Big Voices Power ‘The Full Monty’
Its thin plot and serviceable music get an energetic Skylight production that punches it home.
It was an opening weekend Saturday night and the Skylight audience at the packed Cabot Theatre was eager to again cheer the big voices and musical theater they had missed during more than a year of COVID.
They were not deterred by a lighting board mishap in the second half that limited the impact of Erik Diaz’s sliding sets, eliminated the crucial lighting magic of Noele Stollmack and impacted the stylistic flurries that would have produced out of dark and light The Full Monty conclusion of hometown male strippers baring it all in choreographed bumps and grinds.
The story is one stretched joke – but hey, so are some great scripts in the right hands, like Some Like It Hot, about men forced to dress as women to escape the mob. The Full Monty is about men trying to recapture their sense of importance. Seeing how their women folk respond to the Chippendale male strippers, these six awkward out-of-work steelworkers talk themselves into a one-night bare it all.
It was a funny idea in a 1997 British film, and (this is no slouch in terms of Broadway endurance) converted into a musical that lasted 770 performances 10 years ago. It seemed cool back then to transport the out-of-work union guys, shamed by their wives now making the money, to troubled Buffalo, a city that has taken its knocks on Broadway dating back to “A Chorus Line.” (According to legend, it was Neil Simon who added the “Chorus Line” laugher “I thought of killing myself, but committing suicide in Buffalo seemed redundant.”)

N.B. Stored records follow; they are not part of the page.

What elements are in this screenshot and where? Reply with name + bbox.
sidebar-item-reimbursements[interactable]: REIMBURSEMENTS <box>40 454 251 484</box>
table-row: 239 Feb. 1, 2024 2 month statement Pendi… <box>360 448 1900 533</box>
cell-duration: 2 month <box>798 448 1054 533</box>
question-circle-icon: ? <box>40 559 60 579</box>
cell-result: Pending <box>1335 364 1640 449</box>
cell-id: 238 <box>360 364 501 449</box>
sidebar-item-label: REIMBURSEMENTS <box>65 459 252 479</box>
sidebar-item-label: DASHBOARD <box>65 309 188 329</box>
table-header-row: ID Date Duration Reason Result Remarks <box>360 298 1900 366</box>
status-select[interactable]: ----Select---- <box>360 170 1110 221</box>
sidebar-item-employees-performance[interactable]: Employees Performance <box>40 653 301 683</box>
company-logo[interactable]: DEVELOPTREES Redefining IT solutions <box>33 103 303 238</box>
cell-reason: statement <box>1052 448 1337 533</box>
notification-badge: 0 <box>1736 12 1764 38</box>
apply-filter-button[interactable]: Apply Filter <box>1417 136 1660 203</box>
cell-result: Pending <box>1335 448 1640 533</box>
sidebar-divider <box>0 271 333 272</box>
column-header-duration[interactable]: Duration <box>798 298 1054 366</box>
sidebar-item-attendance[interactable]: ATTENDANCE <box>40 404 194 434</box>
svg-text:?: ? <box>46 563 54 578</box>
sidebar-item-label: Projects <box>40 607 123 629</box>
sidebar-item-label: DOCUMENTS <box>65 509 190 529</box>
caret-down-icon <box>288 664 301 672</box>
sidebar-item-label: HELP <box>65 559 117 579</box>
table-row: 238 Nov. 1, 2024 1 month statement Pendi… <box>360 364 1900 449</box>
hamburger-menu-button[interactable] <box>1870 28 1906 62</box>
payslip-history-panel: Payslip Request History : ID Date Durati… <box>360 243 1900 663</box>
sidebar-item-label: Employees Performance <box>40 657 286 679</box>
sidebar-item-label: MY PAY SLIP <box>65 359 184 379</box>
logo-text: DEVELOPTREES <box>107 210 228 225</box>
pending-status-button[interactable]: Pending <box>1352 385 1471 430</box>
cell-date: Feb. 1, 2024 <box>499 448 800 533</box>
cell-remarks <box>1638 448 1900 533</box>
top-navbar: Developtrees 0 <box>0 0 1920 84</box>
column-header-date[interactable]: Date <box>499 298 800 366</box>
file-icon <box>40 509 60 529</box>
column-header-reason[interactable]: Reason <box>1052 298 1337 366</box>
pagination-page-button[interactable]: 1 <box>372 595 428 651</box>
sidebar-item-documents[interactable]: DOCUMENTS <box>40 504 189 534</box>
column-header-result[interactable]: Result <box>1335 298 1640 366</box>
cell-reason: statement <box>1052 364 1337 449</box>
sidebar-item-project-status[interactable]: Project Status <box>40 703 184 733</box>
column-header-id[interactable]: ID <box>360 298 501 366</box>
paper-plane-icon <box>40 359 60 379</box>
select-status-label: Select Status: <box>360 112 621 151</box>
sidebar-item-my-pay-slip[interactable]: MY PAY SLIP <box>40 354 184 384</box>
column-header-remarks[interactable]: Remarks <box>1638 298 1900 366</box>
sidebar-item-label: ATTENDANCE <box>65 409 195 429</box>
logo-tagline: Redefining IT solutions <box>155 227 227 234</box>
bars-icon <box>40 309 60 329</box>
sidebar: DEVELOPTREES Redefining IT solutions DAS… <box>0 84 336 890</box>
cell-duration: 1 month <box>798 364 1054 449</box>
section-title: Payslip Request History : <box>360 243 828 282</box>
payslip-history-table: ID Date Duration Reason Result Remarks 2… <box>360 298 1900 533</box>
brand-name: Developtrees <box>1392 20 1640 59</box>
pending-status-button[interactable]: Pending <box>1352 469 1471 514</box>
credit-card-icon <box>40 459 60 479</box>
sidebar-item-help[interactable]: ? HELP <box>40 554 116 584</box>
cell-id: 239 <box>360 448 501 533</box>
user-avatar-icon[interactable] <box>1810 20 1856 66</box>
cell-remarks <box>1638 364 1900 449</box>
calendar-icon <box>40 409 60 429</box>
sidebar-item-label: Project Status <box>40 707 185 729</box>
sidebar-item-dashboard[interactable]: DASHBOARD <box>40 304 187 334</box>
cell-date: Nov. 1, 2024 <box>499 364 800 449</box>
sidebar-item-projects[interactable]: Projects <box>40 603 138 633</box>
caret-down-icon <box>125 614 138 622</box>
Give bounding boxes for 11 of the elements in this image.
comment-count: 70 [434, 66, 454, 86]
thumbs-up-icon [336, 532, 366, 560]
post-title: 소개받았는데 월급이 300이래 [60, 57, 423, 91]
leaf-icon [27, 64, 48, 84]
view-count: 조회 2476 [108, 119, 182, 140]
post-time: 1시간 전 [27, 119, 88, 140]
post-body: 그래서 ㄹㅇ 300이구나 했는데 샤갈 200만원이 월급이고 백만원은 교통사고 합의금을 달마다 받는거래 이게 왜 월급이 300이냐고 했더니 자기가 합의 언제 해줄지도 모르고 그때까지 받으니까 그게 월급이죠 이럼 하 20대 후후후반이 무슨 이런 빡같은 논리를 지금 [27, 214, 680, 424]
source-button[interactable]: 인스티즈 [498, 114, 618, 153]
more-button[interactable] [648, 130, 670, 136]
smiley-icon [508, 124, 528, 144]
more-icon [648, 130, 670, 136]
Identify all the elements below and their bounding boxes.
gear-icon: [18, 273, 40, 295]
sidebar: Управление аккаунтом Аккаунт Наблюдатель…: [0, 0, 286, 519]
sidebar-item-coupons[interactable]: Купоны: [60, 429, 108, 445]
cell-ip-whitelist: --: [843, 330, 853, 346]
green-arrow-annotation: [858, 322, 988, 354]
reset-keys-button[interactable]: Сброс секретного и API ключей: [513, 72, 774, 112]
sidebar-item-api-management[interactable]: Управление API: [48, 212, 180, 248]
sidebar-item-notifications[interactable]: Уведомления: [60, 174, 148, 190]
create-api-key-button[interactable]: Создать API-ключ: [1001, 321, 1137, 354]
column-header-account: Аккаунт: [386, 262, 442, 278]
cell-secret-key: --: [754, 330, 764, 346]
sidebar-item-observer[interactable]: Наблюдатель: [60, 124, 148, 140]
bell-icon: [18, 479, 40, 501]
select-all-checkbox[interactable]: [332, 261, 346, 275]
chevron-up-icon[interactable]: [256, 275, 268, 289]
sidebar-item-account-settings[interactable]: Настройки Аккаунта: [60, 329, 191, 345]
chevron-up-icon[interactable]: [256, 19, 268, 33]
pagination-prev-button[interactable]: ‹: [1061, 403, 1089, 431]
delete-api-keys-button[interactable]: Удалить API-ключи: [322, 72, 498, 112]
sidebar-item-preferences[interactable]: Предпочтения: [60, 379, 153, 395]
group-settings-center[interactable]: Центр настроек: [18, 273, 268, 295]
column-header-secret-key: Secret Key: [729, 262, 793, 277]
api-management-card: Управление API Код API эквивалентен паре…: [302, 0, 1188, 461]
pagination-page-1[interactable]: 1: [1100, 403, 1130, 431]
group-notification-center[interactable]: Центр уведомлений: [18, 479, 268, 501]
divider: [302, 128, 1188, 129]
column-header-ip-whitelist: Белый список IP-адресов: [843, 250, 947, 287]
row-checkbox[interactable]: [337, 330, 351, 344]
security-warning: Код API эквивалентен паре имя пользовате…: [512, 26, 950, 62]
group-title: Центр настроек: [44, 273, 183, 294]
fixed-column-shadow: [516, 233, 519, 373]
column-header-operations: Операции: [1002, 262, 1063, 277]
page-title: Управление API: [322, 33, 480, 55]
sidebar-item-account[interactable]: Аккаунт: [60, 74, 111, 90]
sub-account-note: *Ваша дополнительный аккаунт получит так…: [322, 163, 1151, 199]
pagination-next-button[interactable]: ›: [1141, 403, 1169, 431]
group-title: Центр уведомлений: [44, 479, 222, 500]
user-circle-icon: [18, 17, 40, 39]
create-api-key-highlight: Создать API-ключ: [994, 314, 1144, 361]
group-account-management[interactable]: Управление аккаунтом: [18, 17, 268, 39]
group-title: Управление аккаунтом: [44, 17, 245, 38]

New Skylight artistic director Michael Unger and actual director-choreographer James Gray, as their playbill notes suggest, clearly saw a social parallel for today’s forced isolation in the Buffalo social bonding needed for workingmen to go naked. The idea of stripping requires the men to lose their inhibitions and embrace their shortcomings. The wives have to think twice about what the men they love are willing to do to prove their manliness.
The social bonding idea might have worked except the cast doesn’t form a social whole, with scenes driven more by tricks of stage charm rather than true feelings. When the script openly asks for tears, the actors tear up too readily.
The fact that the characters are stereotypes doesn’t eliminate some humanity underneath, though the obvious triteness can become painful. The audience seemed in a mood to substitute its own sense of recognition to what the cast was playing around with or goosing for effect.
What The Full Monty does provide is the opportunity for big voices to relish the admittedly derivative but driving music. As a wife believing her husband is still truthful to her, Janet Metz grabs center stage and belts long sustained notes to bring down the house. A Skylight veteran, Karen Estrada, may have been cast for her brassy ability as a Chippendale enthusiast, but she gently shines when given a love song to play within.
Several in the cast stand out for the quality of their voices, which make much of the proceedings tolerable. There is always another singer coming along for whom we wish better material. And it’s a big cast – 20 folks in all – some who wear out their welcome quickly and some who clearly have more finesse to show.